Love Climbing? Take On the Leadville 100,000FT Challenge

Jessica Coulon
Photo credit: Daniel Petty - Getty Images
Photo credit: Daniel Petty - Getty Images

From Bicycling

In the absence of the popular and challenging Leadville 100 races this summer, which were canceled because of the coronavirus, race organizers have created a virtual competition called the Leadville 100,000 FT Challenge.

Like its namesake, the Leadville 100,000 FT Challenge is all about elevation. The Leadville 100 has participants ride or run 100 miles at high-altitude through the Colorado Rockies. But for this virtual challenge, riders will aim to climb 100,000 feet total over a period of eight weeks.

The challenge started on June 13 and runs until August 22, the original date of the Leadville 100. Registration closes on July 6.

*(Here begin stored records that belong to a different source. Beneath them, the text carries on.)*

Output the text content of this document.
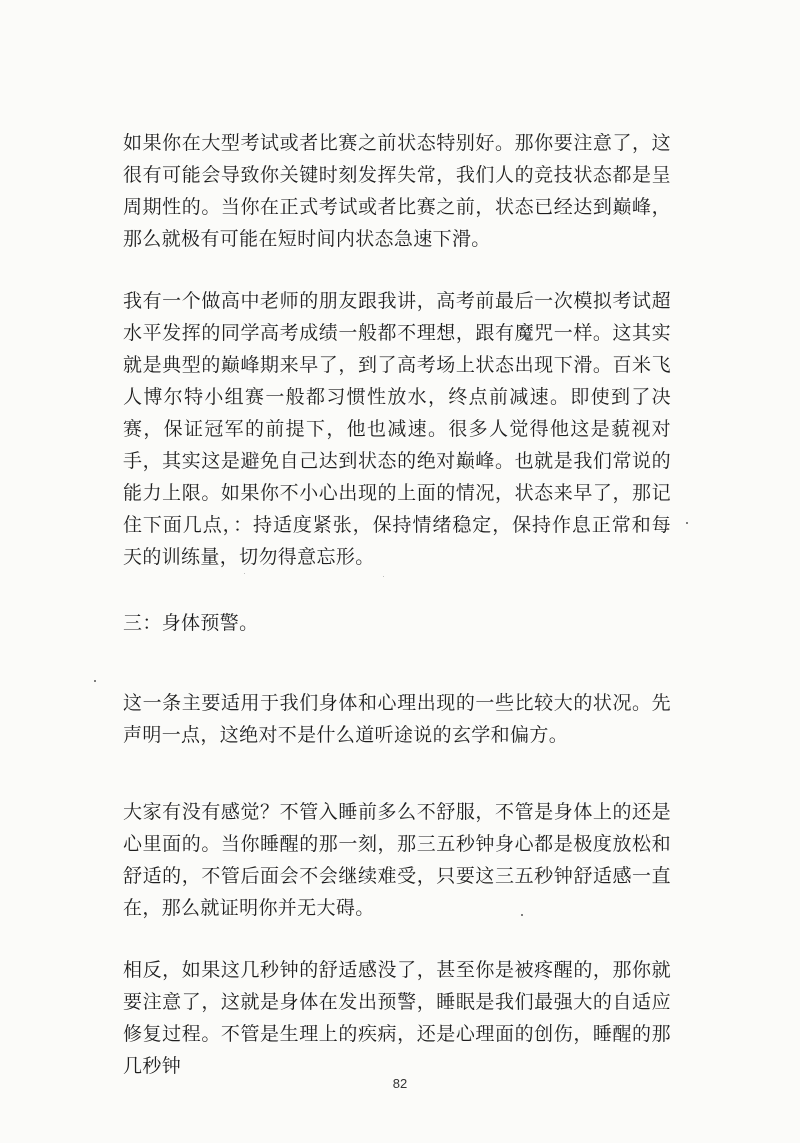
如果你在大型考试或者比赛之前状态特别好。那你要注意了，这很有可能会导致你关键时刻发挥失常，我们人的竞技状态都是呈周期性的。当你在正式考试或者比赛之前，状态已经达到巅峰，那么就极有可能在短时间内状态急速下滑。

我有一个做高中老师的朋友跟我讲，高考前最后一次模拟考试超水平发挥的同学高考成绩一般都不理想，跟有魔咒一样。这其实就是典型的巅峰期来早了，到了高考场上状态出现下滑。百米飞人博尔特小组赛一般都习惯性放水，终点前减速。即使到了决赛，保证冠军的前提下，他也减速。很多人觉得他这是藐视对手，其实这是避免自己达到状态的绝对巅峰。也就是我们常说的能力上限。如果你不小心出现的上面的情况，状态来早了，那记住下面几点，：持适度紧张，保持情绪稳定，保持作息正常和每天的训练量，切勿得意忘形。

三：身体预警。

这一条主要适用于我们身体和心理出现的一些比较大的状况。先声明一点，这绝对不是什么道听途说的玄学和偏方。

大家有没有感觉？不管入睡前多么不舒服，不管是身体上的还是心里面的。当你睡醒的那一刻，那三五秒钟身心都是极度放松和舒适的，不管后面会不会继续难受，只要这三五秒钟舒适感一直在，那么就证明你并无大碍。

相反，如果这几秒钟的舒适感没了，甚至你是被疼醒的，那你就要注意了，这就是身体在发出预警，睡眠是我们最强大的自适应修复过程。不管是生理上的疾病，还是心理面的创伤，睡醒的那几秒钟

82
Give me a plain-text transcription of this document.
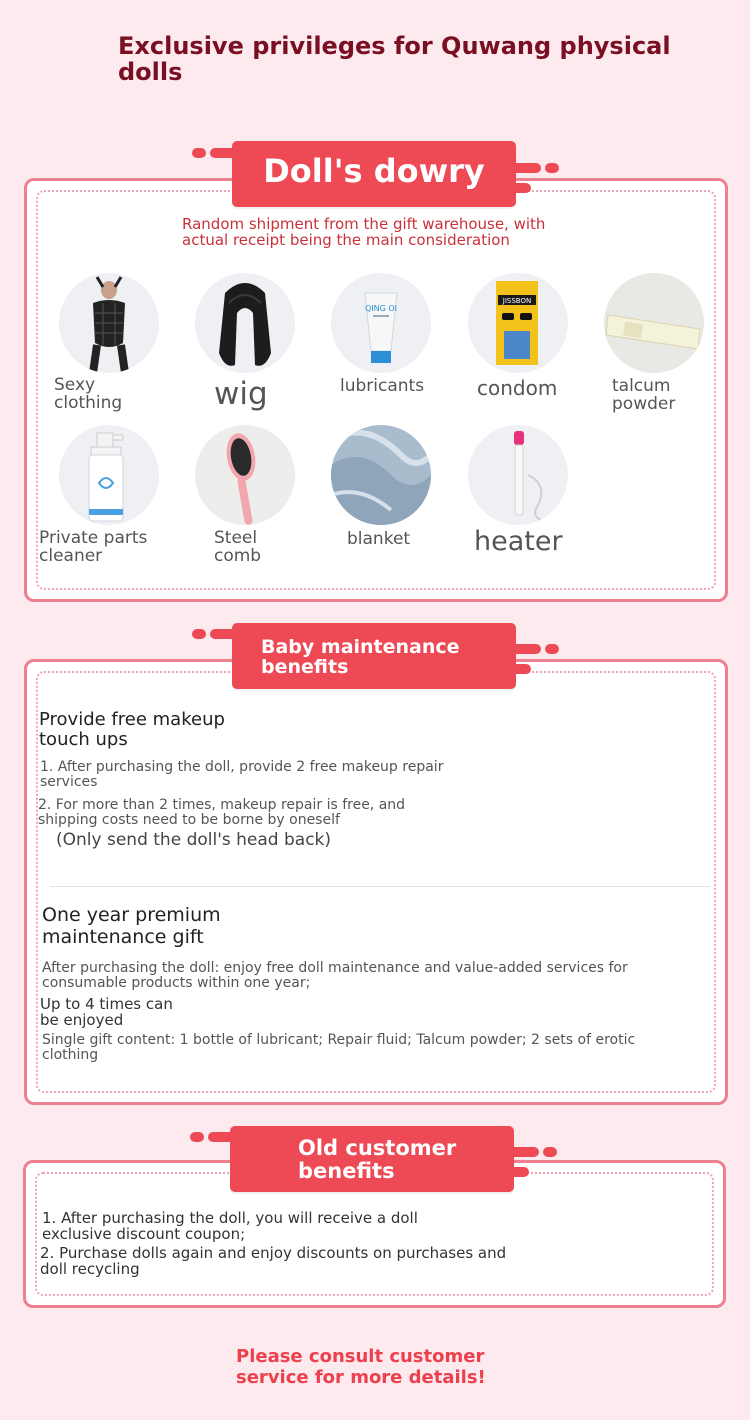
Exclusive privileges for Quwang physical dolls
Doll's dowry
Random shipment from the gift warehouse, with actual receipt being the main consideration
Sexy clothing	wig
QING OI
lubricants
JISSBON
condom	talcum powder
Private parts cleaner
Steel comb
blanket	heater
Baby maintenance benefits
Provide free makeup touch ups
1. After purchasing the doll, provide 2 free makeup repair services
2. For more than 2 times, makeup repair is free, and shipping costs need to be borne by oneself
(Only send the doll's head back)
One year premium maintenance gift
After purchasing the doll: enjoy free doll maintenance and value-added services for consumable products within one year;
Up to 4 times can be enjoyed
Single gift content: 1 bottle of lubricant; Repair fluid; Talcum powder; 2 sets of erotic clothing
Old customer benefits
1. After purchasing the doll, you will receive a doll exclusive discount coupon;
2. Purchase dolls again and enjoy discounts on purchases and doll recycling
Please consult customer service for more details!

The Leadville 100,000 FT Challenge is open to anyone, unlike the original Leadville 100 where participants must first qualify at a preliminary race. Participants can sign up on runsignup.com and pay a $100 or $150 entry fee, depending on the category. All proceeds will go to the Life Time Foundation for funding the Lake County Public School’s COVID-19 Food Relief Program. Donations without participating are welcome as well and will go towards the Leadville Trail 100 Legacy Foundation instead.

At first glance, the challenge seems pretty doable—hey, you have an entire eight weeks to complete it, right? But to put it into perspective, that still averages out to 12,500 feet of elevation gain a week. It’s no joke.

[Want to fly up hills? Climb! gives you the workouts and mental strategies to conquer your nearest peak.]

If the challenge seems a little too, well, challenging, participants can split the workload and sign up for the “Divide & Conquer” two-person relay category. Alternatively, if it doesn’t seem challenging enough, you can sign up for the 200,000 FT category.

Participants must log their ride stats on runsignup.com. (The competition relies on the honor system.) The event is for runners, too, and cyclists can even put in some of their climbing on foot if they’d like. There’s also a public Facebook group for participants, where they can share their experiences, ask questions, and seek out advice—like creative ways to complete the challenge while living somewhere incredibly flat.

Every finisher will receive some fun swag for their efforts, including a belt buckle and t-shirt. Plus, there’s different competitions within the event—like first to finish the challenge, last to finish the challenge, most elevation gain in a day, and most creative route—that come with their own special prizes.